There are ethical issues regarding the use of embryonic stem cells. However, induced pluripotent stem cells formed from fully differentiated somatic cells were found to possess an embryonic-like state. These cells have the ability to easily differentiate into large numbers of cardiomyocytes [14]. However, the use of proliferative undifferentiated pluripotent cells carries the risk of teratoma formation. Therefore, it is essential to differentiate the cells into cardiac lineages prior to transplantation.

Mesenchymal stem cells can be isolated from several sources including bone marrow and adipose tissue. Both sources have demonstrated successful differentiation into cardiac lineages as well as positive impacts on cardiac function in animal models. An advantage of mesenchymal stem cells is their immunomodulatory properties. It has been shown that there is a limited capacity for proliferation in cells from aged individuals who may or may not have additional comorbidities [76]. This would permit the use of allogeneic stem cells from young healthy donors for elderly patients to treat acute MI.
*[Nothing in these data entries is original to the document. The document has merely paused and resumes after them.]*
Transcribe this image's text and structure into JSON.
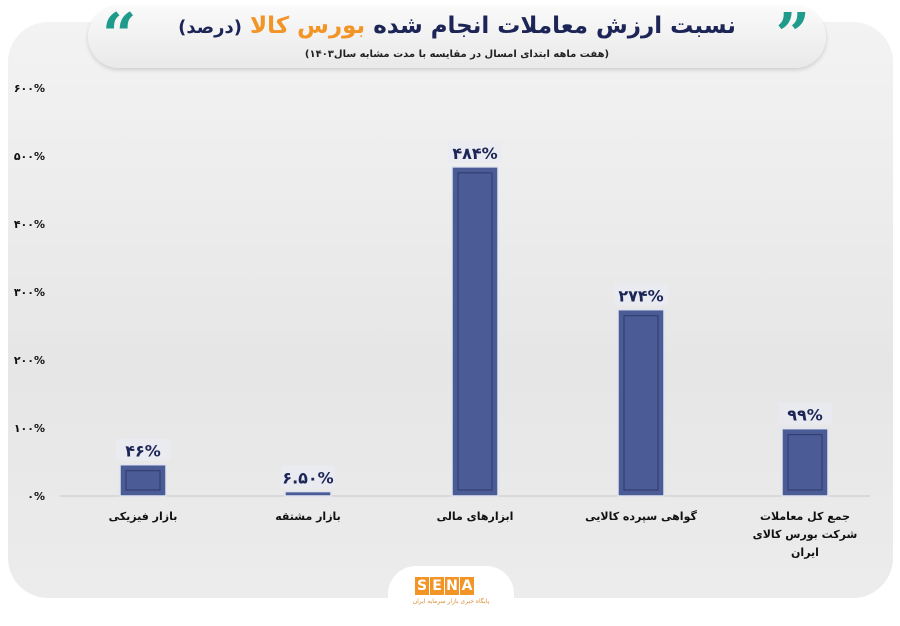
{
  "header": {
    "title_part1": "نسبت ارزش معاملات انجام شده",
    "title_accent": "بورس کالا",
    "title_part2": "(درصد)",
    "subtitle": "(هفت ماهه ابتدای امسال در مقایسه با مدت مشابه سال۱۴۰۳)",
    "open_quote": "“",
    "close_quote": "”"
  },
  "chart_data": {
    "type": "bar",
    "title": "نسبت ارزش معاملات انجام شده بورس کالا (درصد)",
    "categories": [
      "بازار فیزیکی",
      "بازار مشتقه",
      "ابزارهای مالی",
      "گواهی سپرده کالایی",
      "جمع کل معاملات شرکت بورس کالای ایران"
    ],
    "values": [
      46,
      6.5,
      484,
      274,
      99
    ],
    "data_labels": [
      "۴۶%",
      "۶.۵۰%",
      "۴۸۴%",
      "۲۷۴%",
      "۹۹%"
    ],
    "ylim": [
      0,
      600
    ],
    "yticks": [
      0,
      100,
      200,
      300,
      400,
      500,
      600
    ],
    "ytick_labels": [
      "۰%",
      "۱۰۰%",
      "۲۰۰%",
      "۳۰۰%",
      "۴۰۰%",
      "۵۰۰%",
      "۶۰۰%"
    ],
    "bar_color": "#4a5b96",
    "xlabel": "",
    "ylabel": ""
  },
  "logo": {
    "name": "SENA",
    "tagline": "پایگاه خبری بازار سرمایه ایران"
  }
}
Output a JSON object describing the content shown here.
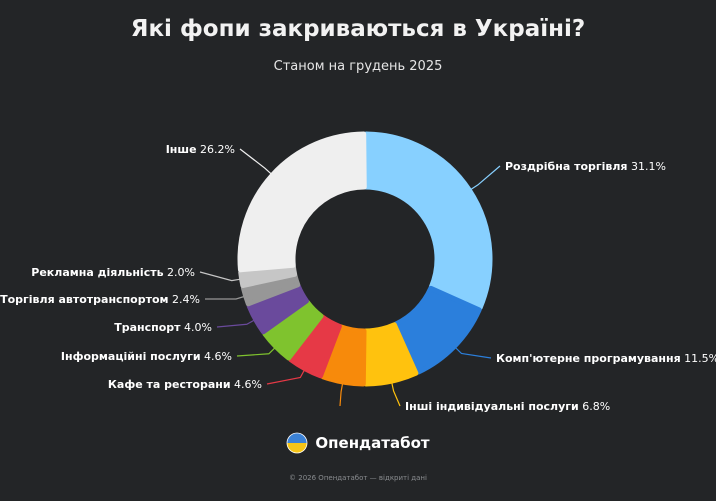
{
  "header": {
    "title": "Які фопи закриваються в Україні?",
    "subtitle": "Станом на грудень 2025"
  },
  "chart_data": {
    "type": "pie",
    "variant": "donut",
    "title": "Які фопи закриваються в Україні?",
    "subtitle": "Станом на грудень 2025",
    "unit": "%",
    "slices": [
      {
        "label": "Роздрібна торгівля",
        "value": 31.1,
        "display": "31.1%",
        "color": "#87d0ff"
      },
      {
        "label": "Комп'ютерне програмування",
        "value": 11.5,
        "display": "11.5%",
        "color": "#2b7fdc"
      },
      {
        "label": "Інші індивідуальні послуги",
        "value": 6.8,
        "display": "6.8%",
        "color": "#ffc20e"
      },
      {
        "label": "",
        "value": 5.5,
        "display": "",
        "color": "#f78a0b"
      },
      {
        "label": "Кафе та ресторани",
        "value": 4.6,
        "display": "4.6%",
        "color": "#e63946"
      },
      {
        "label": "Інформаційні послуги",
        "value": 4.6,
        "display": "4.6%",
        "color": "#7fc32e"
      },
      {
        "label": "Транспорт",
        "value": 4.0,
        "display": "4.0%",
        "color": "#6a4a9c"
      },
      {
        "label": "Торгівля автотранспортом",
        "value": 2.4,
        "display": "2.4%",
        "color": "#979797"
      },
      {
        "label": "Рекламна діяльність",
        "value": 2.0,
        "display": "2.0%",
        "color": "#c6c6c6"
      },
      {
        "label": "Інше",
        "value": 26.2,
        "display": "26.2%",
        "color": "#efefef"
      }
    ],
    "legend": "none (labels beside slices)"
  },
  "brand": {
    "name": "Опендатабот",
    "icon": "opendatabot-logo-icon"
  },
  "footer": {
    "text": "© 2026 Опендатабот — відкриті дані"
  },
  "colors": {
    "background": "#232527",
    "leader_line": "#ffffff"
  }
}
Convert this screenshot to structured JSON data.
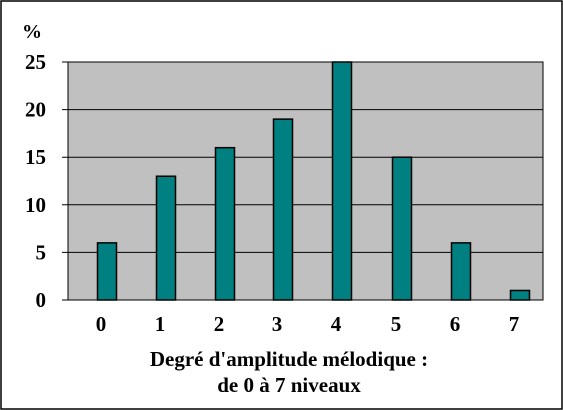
{
  "chart_data": {
    "type": "bar",
    "categories": [
      "0",
      "1",
      "2",
      "3",
      "4",
      "5",
      "6",
      "7"
    ],
    "values": [
      6,
      13,
      16,
      19,
      25,
      15,
      6,
      1
    ],
    "ylabel": "%",
    "xlabel_lines": [
      "Degré d'amplitude mélodique :",
      "de 0 à 7 niveaux"
    ],
    "yticks": [
      "0",
      "5",
      "10",
      "15",
      "20",
      "25"
    ],
    "ylim": [
      0,
      25
    ],
    "grid": true,
    "legend": "none",
    "colors": {
      "bar_fill": "#008080",
      "bar_stroke": "#000000",
      "plot_background": "#c0c0c0",
      "gridline": "#000000",
      "frame": "#000000"
    }
  }
}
Studies have consistently demonstrated that cardiac stem cells possess the ability to more efficiently differentiate into cardiomyocytes and vascular endothelial cells as well as improve cardiac function. However, these cells may be more difficult to obtain compared to the other cell types. In one study, cardiac stem cells were isolated via endomyocardial biopsies of explanted hearts or at the time of left ventricular assist device implantation. This research showed that growth characteristics of cells taken from small endomyocardial biopsies (5 mg in size) in patients with heart failure were comparable to those from larger biopsies [77]. Although these samples are more difficult to obtain, studies are focusing on the use of expansion ex vivo before transplantation into damaged hearts.

Overall, this research offers a new method to treat myocardial infarction. Each cell type has its own benefits and limitations but more studies that directly compare the effectiveness of each cell type are warranted. Initially, studies focused on regeneration of myocardium for ischemic heart disease; however, studies are now expanding to include a larger spectrum of cardiovascular diseases.